Using Recognized Characters

Following recognition, the set of recognized characters for a specific page can be obtained by calling the GetRecognizedCharacters method. This method updates the RecognizedCharactersCount property with the number of characters that have been recognized, and updates the RecognizedCharacter property with the set of recognized characters for the specified page. This property is a pointer to an array of ILTRecognizedCharacters objects, where each object represents one of the recognized characters. While the RecognizedCharacter property is read only, the ILTRecognizedCharacters properties accessed through it can be set. To set new recognized character information, set the ILTRecognizedCharacters properties, (for example RasterDoc.RecognizedCharacter(i).FontSize = 20) and then set the new information by calling the SetRecognizedCharacters method.

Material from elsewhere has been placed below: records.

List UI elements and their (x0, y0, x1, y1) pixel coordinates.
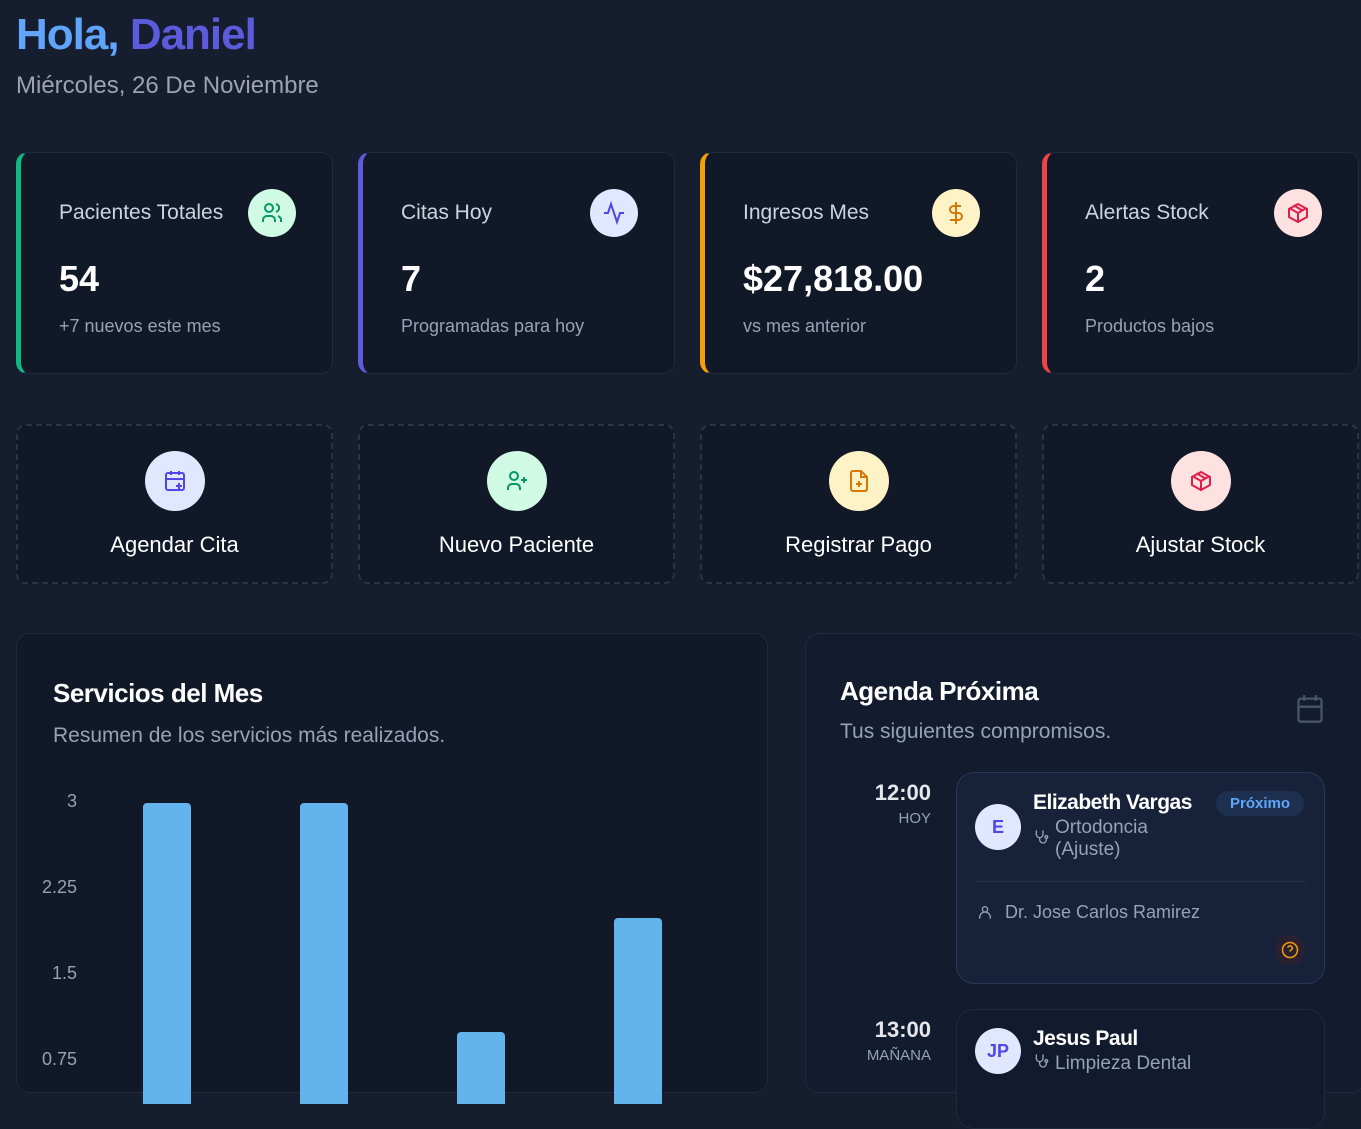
panel-title: Agenda Próxima (840, 676, 1039, 706)
action-label: Agendar Cita (110, 532, 239, 557)
divider (975, 881, 1306, 882)
schedule-appointment-button[interactable]: Agendar Cita (16, 424, 333, 584)
greeting-hello: Hola, (16, 10, 120, 59)
appointment-time: 13:00 MAÑANA (841, 1017, 931, 1064)
bar (143, 803, 191, 1104)
y-tick-label: 0.75 (41, 1049, 77, 1069)
time-day: HOY (898, 810, 931, 827)
new-patient-button[interactable]: Nuevo Paciente (358, 424, 675, 584)
action-label: Registrar Pago (785, 532, 932, 557)
appointment-time: 12:00 HOY (841, 780, 931, 827)
register-payment-button[interactable]: Registrar Pago (700, 424, 1017, 584)
panel-subtitle: Tus siguientes compromisos. (840, 720, 1112, 743)
stat-value: 7 (401, 258, 422, 299)
bar (457, 1032, 505, 1104)
stethoscope-icon (1033, 1053, 1049, 1075)
calendar-plus-icon (144, 451, 205, 511)
stat-label: Alertas Stock (1085, 201, 1209, 224)
agenda-panel: Agenda Próxima Tus siguientes compromiso… (805, 633, 1361, 1129)
services-panel: Servicios del Mes Resumen de los servici… (16, 633, 768, 1104)
file-plus-icon (828, 451, 889, 511)
stat-card-appointments: Citas Hoy 7 Programadas para hoy (358, 152, 675, 374)
bar (300, 803, 348, 1104)
stat-value: 54 (59, 258, 100, 299)
panel-title: Servicios del Mes (53, 678, 263, 708)
stethoscope-icon (1033, 829, 1049, 861)
stat-value: 2 (1085, 258, 1106, 299)
service: Limpieza Dental (1033, 1053, 1191, 1075)
user-name: Daniel (129, 10, 257, 59)
stat-card-patients: Pacientes Totales 54 +7 nuevos este mes (16, 152, 333, 374)
user-icon (977, 903, 993, 926)
activity-icon (590, 189, 638, 237)
package-icon (1170, 451, 1231, 511)
stat-label: Citas Hoy (401, 201, 493, 224)
help-icon[interactable] (1275, 935, 1305, 965)
service-name: Ortodoncia (Ajuste) (1055, 817, 1148, 860)
time-value: 12:00 (874, 780, 931, 805)
patient-name: Jesus Paul (1033, 1027, 1138, 1050)
stat-sub: +7 nuevos este mes (59, 316, 221, 336)
stat-card-income: Ingresos Mes $27,818.00 vs mes anterior (700, 152, 1017, 374)
appointment-card[interactable]: E Elizabeth Vargas Próximo Ortodoncia (A… (956, 772, 1325, 984)
bar (614, 917, 662, 1104)
adjust-stock-button[interactable]: Ajustar Stock (1042, 424, 1359, 584)
time-value: 13:00 (874, 1017, 931, 1042)
stat-sub: Programadas para hoy (401, 316, 585, 336)
service-name: Limpieza Dental (1055, 1053, 1192, 1074)
panel-subtitle: Resumen de los servicios más realizados. (53, 724, 446, 747)
doctor-name: Dr. Jose Carlos Ramirez (1005, 902, 1201, 922)
stat-label: Pacientes Totales (59, 201, 224, 224)
y-tick-label: 1.5 (51, 963, 77, 983)
calendar-icon[interactable] (1296, 694, 1324, 729)
stat-label: Ingresos Mes (743, 201, 870, 224)
avatar: JP (975, 1028, 1021, 1074)
user-plus-icon (486, 451, 547, 511)
y-tick-label: 2.25 (41, 877, 77, 897)
greeting-title: Hola, Daniel (16, 10, 257, 60)
service: Ortodoncia (Ajuste) (1033, 817, 1213, 861)
stat-card-stock: Alertas Stock 2 Productos bajos (1042, 152, 1359, 374)
status-badge: Próximo (1216, 791, 1305, 816)
action-label: Ajustar Stock (1135, 532, 1266, 557)
avatar: E (975, 804, 1021, 850)
package-icon (1274, 189, 1322, 237)
stat-sub: Productos bajos (1085, 316, 1215, 336)
y-tick-label: 3 (66, 791, 77, 811)
current-date: Miércoles, 26 De Noviembre (16, 72, 319, 99)
action-label: Nuevo Paciente (438, 532, 595, 557)
appointment-card[interactable]: JP Jesus Paul Limpieza Dental (956, 1009, 1325, 1129)
stat-sub: vs mes anterior (743, 316, 867, 336)
patient-name: Elizabeth Vargas (1033, 791, 1192, 814)
time-day: MAÑANA (866, 1047, 931, 1064)
dollar-icon (932, 189, 980, 237)
stat-value: $27,818.00 (743, 258, 924, 299)
users-icon (248, 189, 296, 237)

Various types of character information can be obtained or set using the ILTRecognizedCharacters properties. The Left and Top properties indicate the location of the recognized character, while the Height and Width properties give the character's dimensions. The YOffset property contains the distance along the Y axis from the baseline to the top of the character's bounding rectangle.

The font and the font size used for the recognized character are given in the Font property and the FontSize property, respectively. The Flags property contains further information on the formatting attributes of the recognized character.

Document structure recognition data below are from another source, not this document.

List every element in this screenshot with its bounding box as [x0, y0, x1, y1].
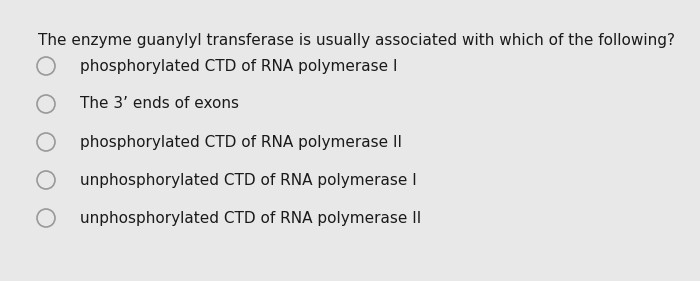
- Text: unphosphorylated CTD of RNA polymerase II: unphosphorylated CTD of RNA polymerase I…: [80, 210, 421, 225]
- Text: The 3’ ends of exons: The 3’ ends of exons: [80, 96, 239, 112]
- Text: The enzyme guanylyl transferase is usually associated with which of the followin: The enzyme guanylyl transferase is usual…: [38, 33, 675, 48]
- Text: unphosphorylated CTD of RNA polymerase I: unphosphorylated CTD of RNA polymerase I: [80, 173, 416, 187]
- Text: phosphorylated CTD of RNA polymerase I: phosphorylated CTD of RNA polymerase I: [80, 58, 398, 74]
- Text: phosphorylated CTD of RNA polymerase II: phosphorylated CTD of RNA polymerase II: [80, 135, 402, 149]
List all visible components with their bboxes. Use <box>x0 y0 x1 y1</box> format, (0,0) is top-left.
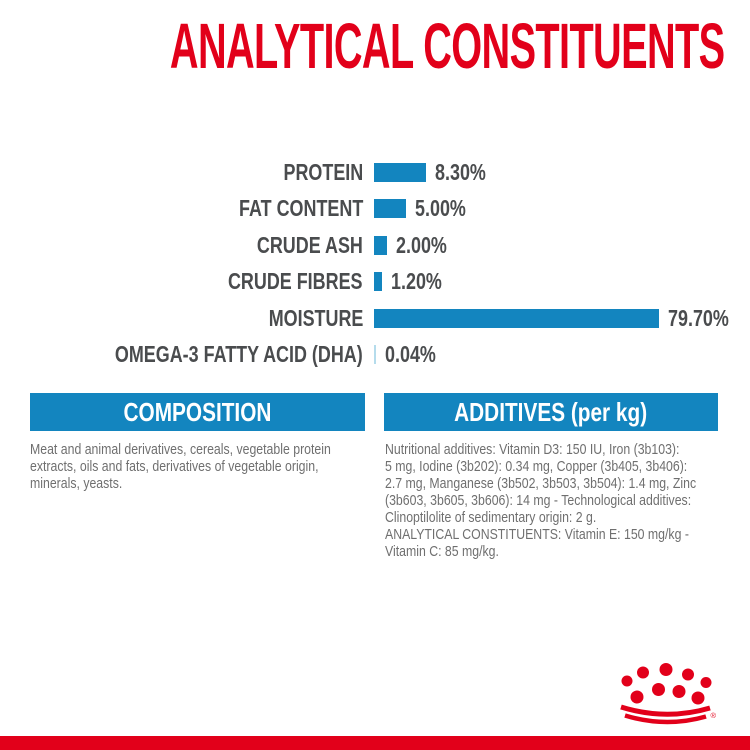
chart-value-label: 0.04% <box>385 341 436 368</box>
chart-bar <box>374 235 387 255</box>
composition-section-header: COMPOSITION <box>30 393 365 431</box>
chart-category-label: FAT CONTENT <box>238 195 363 222</box>
chart-value-label: 2.00% <box>395 231 447 258</box>
chart-row: FAT CONTENT 5.00% <box>0 191 750 228</box>
chart-value-label: 8.30% <box>435 158 487 185</box>
chart-bar <box>374 345 376 365</box>
page-title: ANALYTICAL CONSTITUENTS <box>0 14 750 78</box>
crown-bands <box>620 704 711 725</box>
royal-canin-crown-logo-icon: ® <box>620 663 717 725</box>
composition-body-text: Meat and animal derivatives, cereals, ve… <box>30 441 331 492</box>
chart-bar <box>374 162 427 182</box>
crown-dots <box>621 663 712 705</box>
chart-category-label: CRUDE ASH <box>257 231 363 258</box>
chart-category-label: CRUDE FIBRES <box>228 268 363 295</box>
chart-row: CRUDE FIBRES 1.20% <box>0 264 750 301</box>
footer-red-bar <box>0 736 750 750</box>
chart-category-label: MOISTURE <box>268 304 363 331</box>
chart-bar <box>374 308 659 328</box>
chart-row: OMEGA-3 FATTY ACID (DHA) 0.04% <box>0 337 750 374</box>
chart-category-label: PROTEIN <box>283 158 363 185</box>
registered-trademark-icon: ® <box>711 711 717 720</box>
additives-body-text: Nutritional additives: Vitamin D3: 150 I… <box>385 441 697 560</box>
page-title-text: ANALYTICAL CONSTITUENTS <box>169 10 725 82</box>
chart-value-label: 79.70% <box>668 304 729 331</box>
chart-row: CRUDE ASH 2.00% <box>0 227 750 264</box>
additives-section-header: ADDITIVES (per kg) <box>384 393 718 431</box>
chart-value-label: 5.00% <box>414 195 466 222</box>
analytical-constituents-chart: PROTEIN 8.30% FAT CONTENT 5.00% CRUDE AS… <box>0 154 750 373</box>
chart-row: MOISTURE 79.70% <box>0 300 750 337</box>
chart-bar <box>374 199 406 219</box>
chart-category-label: OMEGA-3 FATTY ACID (DHA) <box>115 341 363 368</box>
chart-bar <box>374 272 382 292</box>
chart-row: PROTEIN 8.30% <box>0 154 750 191</box>
composition-header-text: COMPOSITION <box>123 396 272 427</box>
chart-value-label: 1.20% <box>390 268 442 295</box>
additives-header-text: ADDITIVES (per kg) <box>454 396 648 427</box>
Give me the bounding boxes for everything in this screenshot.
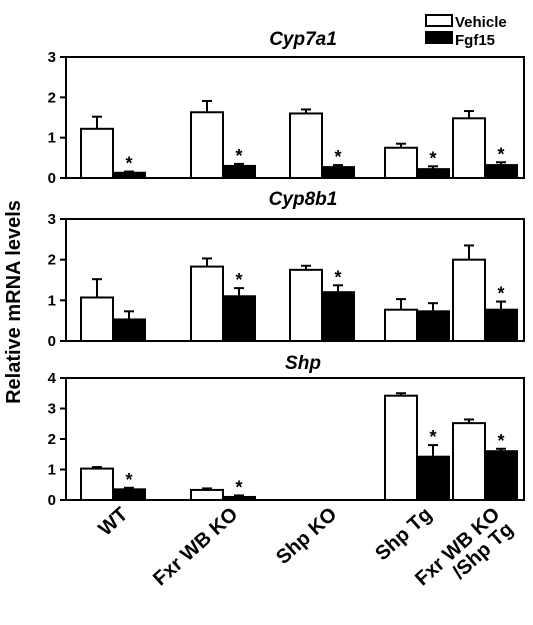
bar-vehicle-2 [289,112,323,179]
bar-vehicle-4 [452,422,486,502]
bar-fgf15-3 [416,310,450,342]
panel-title: Cyp8b1 [269,189,338,210]
bar-fgf15-2 [321,166,355,180]
bar-vehicle-3 [384,394,418,501]
y-tick-label: 3 [48,401,56,418]
panel-title: Shp [285,353,321,374]
bar-fgf15-3 [416,168,450,179]
y-tick-label: 2 [48,252,56,269]
significance-star: * [235,270,242,290]
bar-vehicle-1 [190,488,224,501]
legend-label-vehicle: Vehicle [455,14,507,31]
y-tick-label: 3 [48,49,56,66]
bar-fgf15-4 [484,308,518,343]
x-category-label: Shp KO [272,503,341,568]
panel-0: Cyp7a1 0 1 2 3 * * * * * [48,29,525,187]
significance-star: * [235,477,242,497]
y-tick-label: 3 [48,211,56,228]
y-tick-label: 2 [48,431,56,448]
bar-fgf15-2 [321,291,355,343]
significance-star: * [125,470,132,490]
bar-vehicle-4 [452,117,486,179]
y-tick-label: 2 [48,89,56,106]
bar-fgf15-1 [222,164,256,179]
bar-vehicle-3 [384,146,418,179]
significance-star: * [497,284,504,304]
legend: Vehicle Fgf15 [425,14,507,49]
x-category-label: Shp Tg [371,503,436,565]
significance-star: * [429,148,436,168]
legend-swatch-vehicle [425,14,453,27]
bar-vehicle-3 [384,308,418,343]
significance-star: * [235,146,242,166]
panel-title: Cyp7a1 [269,29,337,50]
significance-star: * [497,431,504,451]
x-category-label: WT [95,503,133,540]
bar-fgf15-4 [484,164,518,180]
y-tick-label: 0 [48,333,56,350]
bar-vehicle-0 [80,296,114,342]
significance-star: * [334,147,341,167]
y-tick-label: 1 [48,292,56,309]
y-tick-label: 4 [48,370,57,387]
x-category-label: Fxr WB KO [149,503,242,590]
significance-star: * [334,267,341,287]
bar-fgf15-4 [484,450,518,502]
panel-2: Shp 0 1 2 3 4 * * * * [48,353,525,509]
bar-vehicle-4 [452,258,486,342]
chart-panels: Cyp7a1 0 1 2 3 * * * * * Cyp8b1 0 1 2 3 * * * Shp 0 1 2 3 4 * * * * [48,29,525,509]
bar-vehicle-0 [80,467,114,501]
panel-1: Cyp8b1 0 1 2 3 * * * [48,189,525,350]
bar-vehicle-1 [190,265,224,342]
legend-label-fgf15: Fgf15 [455,32,495,49]
bar-vehicle-2 [289,268,323,343]
y-tick-label: 1 [48,462,56,479]
significance-star: * [125,154,132,174]
bar-fgf15-1 [222,295,256,342]
bar-fgf15-0 [112,488,146,502]
bar-vehicle-0 [80,127,114,179]
y-axis-label: Relative mRNA levels [3,200,25,404]
y-tick-label: 0 [48,170,56,187]
significance-star: * [497,144,504,164]
significance-star: * [429,427,436,447]
y-tick-label: 1 [48,130,56,147]
y-tick-label: 0 [48,492,56,509]
bar-fgf15-3 [416,455,450,502]
legend-swatch-fgf15 [425,31,453,44]
bar-vehicle-1 [190,111,224,179]
bar-fgf15-0 [112,318,146,342]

The zone in which the recognized character is located is given in the ZoneIndex property. However, if the zone is a TABLE, the cell in which the recognized character is located is given in the CellIndex property.

The OCR engine may provide several "guesses" as to the identification of a recognized character. The GuessCode property contains the first "guess" for a character being recognized. If the engine rejects the character, however, this property will contain a 0. If the value of the GuessCode is not 0, the GuessCode2 and GuessCode3 properties contain the second and third guesses for the identification of the recognized character, respectively. The Confidence property contains a value that represents the certainty of the first guess.

A recognized character may be found in more than one language. The LanguageId property contains the first language in which the recognized character was found. The LanguageId2 property contains the second language in which the recognized character was found.

The Space property contains the number of spaces in front of the recognized character and the SpaceErr property contains a value indicating the certainty or reliability of the value in the Space property.